Access to global change research data and information anywhere in the world can be ensured more easily by an international extension of the GCDIS access system approach, with the GCDIS access system becoming the U.S. node of an international, distributed, global change data and information network system.
GCDIS agencies will cooperate in establishing bilateral or multilateral links (including offline and online interoperability of services) with international global-change-related agency, multiagency, and multinational groups and systems. These will include the ICSU- sponsored WDC system (individual elements of GCDIS agencies are or may become ICSU WDCs), the ICSU International Geosphere- Biosphere Program Data and Information System (IGBP-DIS, in which some GCDIS agencies now participate), the Human Dimensions of Global Environmental Change Programme (HDP) being conducted under the auspices of the International Social Science Council (ISSC), and the International Earth Observing System (IEOS) effort being coordinated by the Earth Observation-International Coordination Working Group (EO-ICWG) and the CEOS (in which some GCDIS agencies are now participating).

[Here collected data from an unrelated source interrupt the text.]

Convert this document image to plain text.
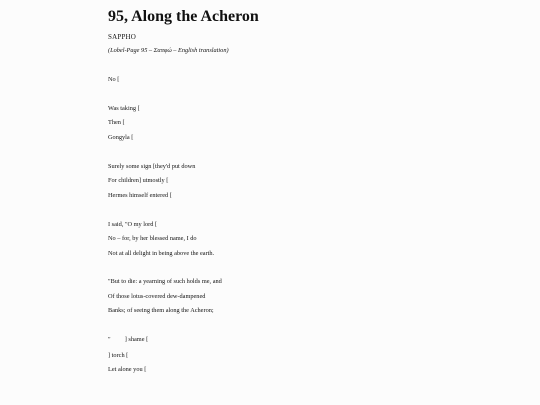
95, Along the Acheron
SAPPHO
(Lobel-Page 95 – Σαπφώ – English translation)
No [
Was taking [
Then [
Gongyla [
Surely some sign [they'd put down
For children] utmostly [
Hermes himself entered [
I said, "O my lord [
No – for, by her blessed name, I do
Not at all delight in being above the earth.
"But to die: a yearning of such holds me, and
Of those lotus-covered dew-dampened
Banks; of seeing them along the Acheron;
"         ] shame [
] torch [
Let alone you [
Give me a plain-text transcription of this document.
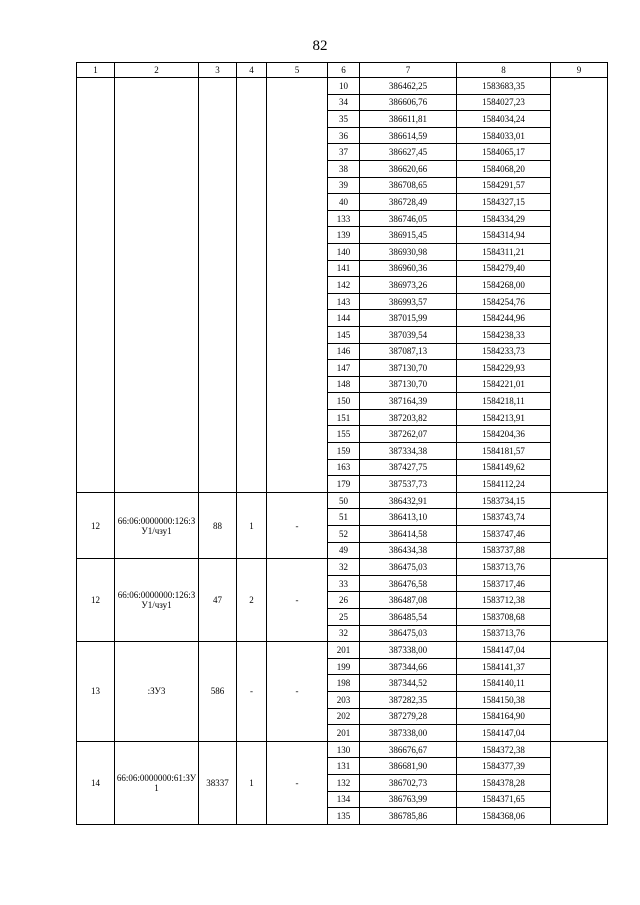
82
1	2	3	4	5	6	7	8	9
					10	386462,25	1583683,35	
					34	386606,76	1584027,23	
					35	386611,81	1584034,24	
					36	386614,59	1584033,01	
					37	386627,45	1584065,17	
					38	386620,66	1584068,20	
					39	386708,65	1584291,57	
					40	386728,49	1584327,15	
					133	386746,05	1584334,29	
					139	386915,45	1584314,94	
					140	386930,98	1584311,21	
					141	386960,36	1584279,40	
					142	386973,26	1584268,00	
					143	386993,57	1584254,76	
					144	387015,99	1584244,96	
					145	387039,54	1584238,33	
					146	387087,13	1584233,73	
					147	387130,70	1584229,93	
					148	387130,70	1584221,01	
					150	387164,39	1584218,11	
					151	387203,82	1584213,91	
					155	387262,07	1584204,36	
					159	387334,38	1584181,57	
					163	387427,75	1584149,62	
					179	387537,73	1584112,24	
12	66:06:0000000:126:ЗУ1/чзу1	88	1	-	50	386432,91	1583734,15	
					51	386413,10	1583743,74	
					52	386414,58	1583747,46	
					49	386434,38	1583737,88	
12	66:06:0000000:126:ЗУ1/чзу1	47	2	-	32	386475,03	1583713,76	
					33	386476,58	1583717,46	
					26	386487,08	1583712,38	
					25	386485,54	1583708,68	
					32	386475,03	1583713,76	
13	:ЗУ3	586	-	-	201	387338,00	1584147,04	
					199	387344,66	1584141,37	
					198	387344,52	1584140,11	
					203	387282,35	1584150,38	
					202	387279,28	1584164,90	
					201	387338,00	1584147,04	
14	66:06:0000000:61:ЗУ1	38337	1	-	130	386676,67	1584372,38	
					131	386681,90	1584377,39	
					132	386702,73	1584378,28	
					134	386763,99	1584371,65	
					135	386785,86	1584368,06	
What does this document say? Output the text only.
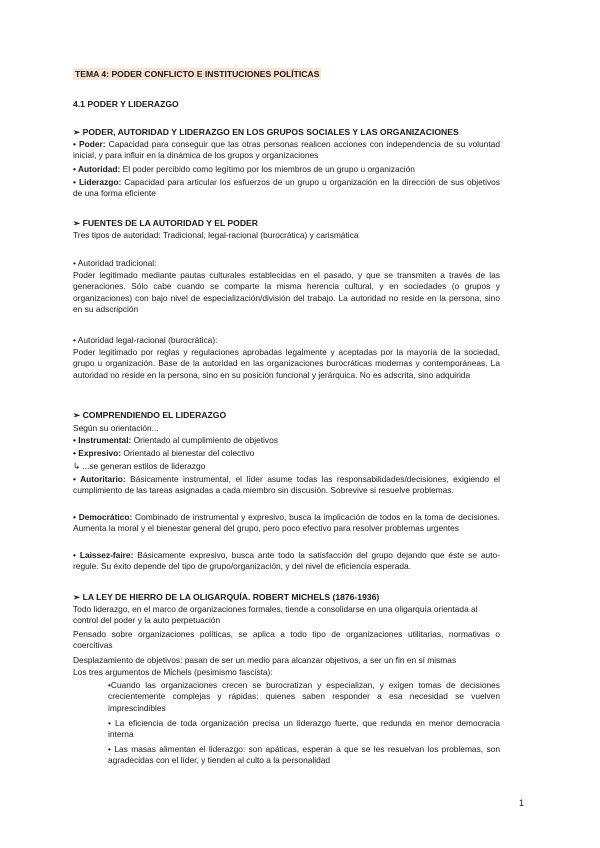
TEMA 4: PODER CONFLICTO E INSTITUCIONES POLÍTICAS
4.1 PODER Y LIDERAZGO
➢ PODER, AUTORIDAD Y LIDERAZGO EN LOS GRUPOS SOCIALES Y LAS ORGANIZACIONES
• Poder: Capacidad para conseguir que las otras personas realicen acciones con independencia de su voluntad inicial, y para influir en la dinámica de los grupos y organizaciones
• Autoridad: El poder percibido como legítimo por los miembros de un grupo u organización
• Liderazgo: Capacidad para articular los esfuerzos de un grupo u organización en la dirección de sus objetivos de una forma eficiente
➢ FUENTES DE LA AUTORIDAD Y EL PODER
Tres tipos de autoridad: Tradicional, legal-racional (burocrática) y carismática
• Autoridad tradicional:
Poder legitimado mediante pautas culturales establecidas en el pasado, y que se transmiten a través de las generaciones. Sólo cabe cuando se comparte la misma herencia cultural, y en sociedades (o grupos y organizaciones) con bajo nivel de especialización/división del trabajo. La autoridad no reside en la persona, sino en su adscripción
• Autoridad legal-racional (burocrática):
Poder legitimado por reglas y regulaciones aprobadas legalmente y aceptadas por la mayoría de la sociedad, grupo u organización. Base de la autoridad en las organizaciones burocráticas modernas y contemporáneas. La autoridad no reside en la persona, sino en su posición funcional y jerárquica. No es adscrita, sino adquirida
➢ COMPRENDIENDO EL LIDERAZGO
Según su orientación...
• Instrumental: Orientado al cumplimiento de objetivos
• Expresivo: Orientado al bienestar del colectivo
↳ ...se generan estilos de liderazgo
• Autoritario: Básicamente instrumental, el líder asume todas las responsabilidades/decisiones, exigiendo el cumplimiento de las tareas asignadas a cada miembro sin discusión. Sobrevive si resuelve problemas.
• Democrático: Combinado de instrumental y expresivo, busca la implicación de todos en la toma de decisiones. Aumenta la moral y el bienestar general del grupo, pero poco efectivo para resolver problemas urgentes
• Laissez-faire: Básicamente expresivo, busca ante todo la satisfacción del grupo dejando que éste se auto-regule. Su éxito depende del tipo de grupo/organización, y del nivel de eficiencia esperada.
➢ LA LEY DE HIERRO DE LA OLIGARQUÍA. ROBERT MICHELS (1876-1936)
Todo liderazgo, en el marco de organizaciones formales, tiende a consolidarse en una oligarquía orientada al control del poder y la auto perpetuación
Pensado sobre organizaciones políticas, se aplica a todo tipo de organizaciones utilitarias, normativas o coercitivas
Desplazamiento de objetivos: pasan de ser un medio para alcanzar objetivos, a ser un fin en sí mismas
Los tres argumentos de Michels (pesimismo fascista):
•Cuando las organizaciones crecen se burocratizan y especializan, y exigen tomas de decisiones crecientemente complejas y rápidas: quienes saben responder a esa necesidad se vuelven imprescindibles
• La eficiencia de toda organización precisa un liderazgo fuerte, que redunda en menor democracia interna
• Las masas alimentan el liderazgo: son apáticas, esperan a que se les resuelvan los problemas, son agradecidas con el líder, y tienden al culto a la personalidad
1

In general, if one or more GCDIS agencies establish links with or interfaces to such efforts or if agency elements become participating nodes in such efforts, then, through the GCDIS access system mechanisms, all GCDIS agencies should gain access and participate. As a result, all users of GCDIS access system services provided by the agencies should benefit from these efforts.
All agencies that participate in any way with international efforts, such as those mentioned previously, and that produce or hold unclassified or unrestricted global change data and information will ensure that those data and information are accessible through the GCDIS access system to scientists and researchers not only in the United States but also in other countries.
Agency Implementation Overview
Each agency will implement its international access functionality according to its own mission and methods. Some agencies with existing international disciplinary or technical relationships have already established extensive links for exchanging global change data and information across the U.S. national boundaries.